5 Feb 2013

Chancellor puts British banks on notice

2:53 pm on 5 February 2013

British banks are on notice from Chancellor George Osborne who warns they will be broken up if they fail to protect their day-to-day banking from risky investment activities.

Mr Osborne bowed to political pressure to come down harder on reckless lenders, accepting recommendations from two inquiries in the past two years to ring-fence bank's core retail operations.

European countries are changing their financial systems to prevent a repeat of the 2008 financial crash, trying to strike a balance between popular calls for banks to be reined in and warnings that too tight a leash will choke off recovery.

Mr Osborne says taxpayers are angry at banks' behaviour and will never again be expected to bail them out.

His speech on Monday comes on the same day the government introduces its Banking Reform Bill in Parliament, including allowing customers to switch bank accounts to a rival within a week.

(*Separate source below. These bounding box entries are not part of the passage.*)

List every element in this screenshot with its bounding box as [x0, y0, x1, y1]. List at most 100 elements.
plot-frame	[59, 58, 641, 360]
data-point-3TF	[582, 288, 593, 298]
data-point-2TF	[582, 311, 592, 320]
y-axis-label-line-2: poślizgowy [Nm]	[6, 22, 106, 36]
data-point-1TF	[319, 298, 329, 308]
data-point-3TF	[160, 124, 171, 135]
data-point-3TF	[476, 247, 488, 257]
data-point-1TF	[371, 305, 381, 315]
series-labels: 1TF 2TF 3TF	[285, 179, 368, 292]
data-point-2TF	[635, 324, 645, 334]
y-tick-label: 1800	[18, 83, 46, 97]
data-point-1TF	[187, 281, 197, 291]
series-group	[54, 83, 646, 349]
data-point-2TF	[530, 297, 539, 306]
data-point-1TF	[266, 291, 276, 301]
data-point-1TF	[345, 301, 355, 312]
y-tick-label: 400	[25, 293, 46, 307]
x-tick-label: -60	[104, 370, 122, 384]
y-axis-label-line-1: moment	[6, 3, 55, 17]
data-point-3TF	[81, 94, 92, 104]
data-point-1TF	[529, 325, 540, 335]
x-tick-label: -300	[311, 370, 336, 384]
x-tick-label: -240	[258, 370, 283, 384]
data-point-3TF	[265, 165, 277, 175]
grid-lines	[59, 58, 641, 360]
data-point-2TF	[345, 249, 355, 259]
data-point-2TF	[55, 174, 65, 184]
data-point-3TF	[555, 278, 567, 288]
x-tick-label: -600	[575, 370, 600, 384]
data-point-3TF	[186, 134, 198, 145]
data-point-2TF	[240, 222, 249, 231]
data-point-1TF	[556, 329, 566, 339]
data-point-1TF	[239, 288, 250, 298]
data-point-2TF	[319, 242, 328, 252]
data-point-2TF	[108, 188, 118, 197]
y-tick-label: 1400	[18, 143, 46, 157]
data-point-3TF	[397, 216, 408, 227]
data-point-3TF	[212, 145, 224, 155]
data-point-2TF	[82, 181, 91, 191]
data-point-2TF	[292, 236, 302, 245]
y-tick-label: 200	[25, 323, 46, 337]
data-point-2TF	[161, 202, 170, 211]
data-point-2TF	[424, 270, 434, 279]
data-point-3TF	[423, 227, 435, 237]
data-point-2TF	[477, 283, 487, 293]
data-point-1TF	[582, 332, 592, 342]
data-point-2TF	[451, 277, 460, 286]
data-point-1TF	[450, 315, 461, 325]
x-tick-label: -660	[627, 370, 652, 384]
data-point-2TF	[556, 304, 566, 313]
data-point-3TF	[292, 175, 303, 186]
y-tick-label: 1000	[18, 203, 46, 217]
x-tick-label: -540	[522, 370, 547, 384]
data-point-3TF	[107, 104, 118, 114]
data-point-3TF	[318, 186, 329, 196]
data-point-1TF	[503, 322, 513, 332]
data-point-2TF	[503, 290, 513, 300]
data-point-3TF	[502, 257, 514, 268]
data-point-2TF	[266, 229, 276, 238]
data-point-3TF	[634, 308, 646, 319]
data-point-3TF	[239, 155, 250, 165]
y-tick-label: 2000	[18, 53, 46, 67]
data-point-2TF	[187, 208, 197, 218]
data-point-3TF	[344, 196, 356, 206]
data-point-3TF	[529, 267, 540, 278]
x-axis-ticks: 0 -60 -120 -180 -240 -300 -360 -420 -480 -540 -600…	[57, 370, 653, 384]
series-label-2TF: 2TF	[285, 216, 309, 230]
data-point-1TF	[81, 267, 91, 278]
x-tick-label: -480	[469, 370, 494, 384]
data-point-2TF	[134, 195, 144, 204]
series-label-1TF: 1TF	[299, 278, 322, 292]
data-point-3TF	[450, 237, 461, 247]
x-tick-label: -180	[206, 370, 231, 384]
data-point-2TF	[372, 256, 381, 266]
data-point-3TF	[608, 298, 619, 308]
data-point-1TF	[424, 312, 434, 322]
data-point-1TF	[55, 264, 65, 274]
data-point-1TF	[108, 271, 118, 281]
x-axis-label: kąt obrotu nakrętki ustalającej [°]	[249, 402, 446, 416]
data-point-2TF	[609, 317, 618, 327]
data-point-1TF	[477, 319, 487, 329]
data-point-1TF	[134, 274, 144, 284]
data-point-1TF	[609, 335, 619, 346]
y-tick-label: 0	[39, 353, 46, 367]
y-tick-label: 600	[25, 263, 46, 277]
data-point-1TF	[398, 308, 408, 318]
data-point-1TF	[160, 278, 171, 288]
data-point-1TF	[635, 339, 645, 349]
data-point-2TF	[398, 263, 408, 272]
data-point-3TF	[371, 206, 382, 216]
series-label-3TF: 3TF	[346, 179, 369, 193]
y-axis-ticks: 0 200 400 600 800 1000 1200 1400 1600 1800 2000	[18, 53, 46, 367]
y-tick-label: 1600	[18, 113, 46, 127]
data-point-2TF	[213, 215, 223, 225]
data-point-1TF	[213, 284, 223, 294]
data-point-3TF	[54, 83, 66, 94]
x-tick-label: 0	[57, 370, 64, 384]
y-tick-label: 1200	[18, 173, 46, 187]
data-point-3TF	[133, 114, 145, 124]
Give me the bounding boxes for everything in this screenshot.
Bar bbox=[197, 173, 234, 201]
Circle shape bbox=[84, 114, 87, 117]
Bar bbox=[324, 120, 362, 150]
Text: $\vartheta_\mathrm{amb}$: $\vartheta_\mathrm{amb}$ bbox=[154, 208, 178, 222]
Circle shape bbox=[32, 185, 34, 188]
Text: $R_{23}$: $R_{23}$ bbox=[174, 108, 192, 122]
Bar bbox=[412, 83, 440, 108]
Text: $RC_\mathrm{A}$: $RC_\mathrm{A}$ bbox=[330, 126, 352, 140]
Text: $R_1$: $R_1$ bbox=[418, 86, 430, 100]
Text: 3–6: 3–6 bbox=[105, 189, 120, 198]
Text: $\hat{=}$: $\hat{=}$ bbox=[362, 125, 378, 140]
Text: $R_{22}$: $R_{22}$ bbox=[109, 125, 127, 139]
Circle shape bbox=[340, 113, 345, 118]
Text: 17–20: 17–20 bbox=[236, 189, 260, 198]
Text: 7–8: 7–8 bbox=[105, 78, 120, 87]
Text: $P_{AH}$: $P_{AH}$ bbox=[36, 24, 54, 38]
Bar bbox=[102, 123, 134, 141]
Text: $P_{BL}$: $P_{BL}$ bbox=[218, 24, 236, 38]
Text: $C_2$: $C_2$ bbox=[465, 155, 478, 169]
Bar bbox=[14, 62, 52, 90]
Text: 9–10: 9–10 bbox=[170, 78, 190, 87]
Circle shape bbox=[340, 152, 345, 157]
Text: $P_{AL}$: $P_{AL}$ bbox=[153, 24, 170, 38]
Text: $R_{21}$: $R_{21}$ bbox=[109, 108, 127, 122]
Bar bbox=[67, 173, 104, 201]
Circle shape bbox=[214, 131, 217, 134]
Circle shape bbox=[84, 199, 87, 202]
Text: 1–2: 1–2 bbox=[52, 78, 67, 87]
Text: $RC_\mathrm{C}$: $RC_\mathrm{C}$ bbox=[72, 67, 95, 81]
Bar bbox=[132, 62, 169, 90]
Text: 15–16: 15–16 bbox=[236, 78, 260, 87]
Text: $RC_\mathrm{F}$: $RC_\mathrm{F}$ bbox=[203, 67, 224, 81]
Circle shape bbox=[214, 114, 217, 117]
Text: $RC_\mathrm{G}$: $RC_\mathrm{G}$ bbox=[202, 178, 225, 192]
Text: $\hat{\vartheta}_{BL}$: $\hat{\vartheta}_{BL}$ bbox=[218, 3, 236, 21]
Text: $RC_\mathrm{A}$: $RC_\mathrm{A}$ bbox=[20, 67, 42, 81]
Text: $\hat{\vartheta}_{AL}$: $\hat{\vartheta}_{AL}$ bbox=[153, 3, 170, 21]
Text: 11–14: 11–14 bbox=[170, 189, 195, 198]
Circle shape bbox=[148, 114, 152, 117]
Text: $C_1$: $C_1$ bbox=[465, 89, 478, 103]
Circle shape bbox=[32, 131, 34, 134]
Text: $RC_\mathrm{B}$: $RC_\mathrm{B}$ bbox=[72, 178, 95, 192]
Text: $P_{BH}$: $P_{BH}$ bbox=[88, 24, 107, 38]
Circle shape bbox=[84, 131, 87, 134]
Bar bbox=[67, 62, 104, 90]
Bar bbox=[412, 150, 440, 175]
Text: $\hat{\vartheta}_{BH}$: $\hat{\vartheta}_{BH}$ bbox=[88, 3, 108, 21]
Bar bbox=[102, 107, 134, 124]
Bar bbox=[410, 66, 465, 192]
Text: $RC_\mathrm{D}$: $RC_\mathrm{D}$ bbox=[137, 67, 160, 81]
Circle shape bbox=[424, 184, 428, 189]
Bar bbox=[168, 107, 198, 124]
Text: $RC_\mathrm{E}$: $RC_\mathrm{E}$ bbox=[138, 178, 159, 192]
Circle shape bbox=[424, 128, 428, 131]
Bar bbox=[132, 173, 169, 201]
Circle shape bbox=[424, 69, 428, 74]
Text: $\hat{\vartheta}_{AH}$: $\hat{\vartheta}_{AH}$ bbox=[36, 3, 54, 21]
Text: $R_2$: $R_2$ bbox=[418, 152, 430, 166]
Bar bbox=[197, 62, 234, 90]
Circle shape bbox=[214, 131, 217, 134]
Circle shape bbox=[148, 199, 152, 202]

London's reforms go further than France and Germany, which, like the United States, are only demanding that banks separate out their proprietary trading, where they invest the banks' own funds, from the rest of their businesses.

However, the German government is considering a new law that would see executives jailed for up to five years if they are found guilty of reckless behaviour that jeopardises their bank.

But bankers are dismayed by the lack of an international agreement around new banking rules.

Britain's banks have warned it will put them at a disadvantage against their continental rivals.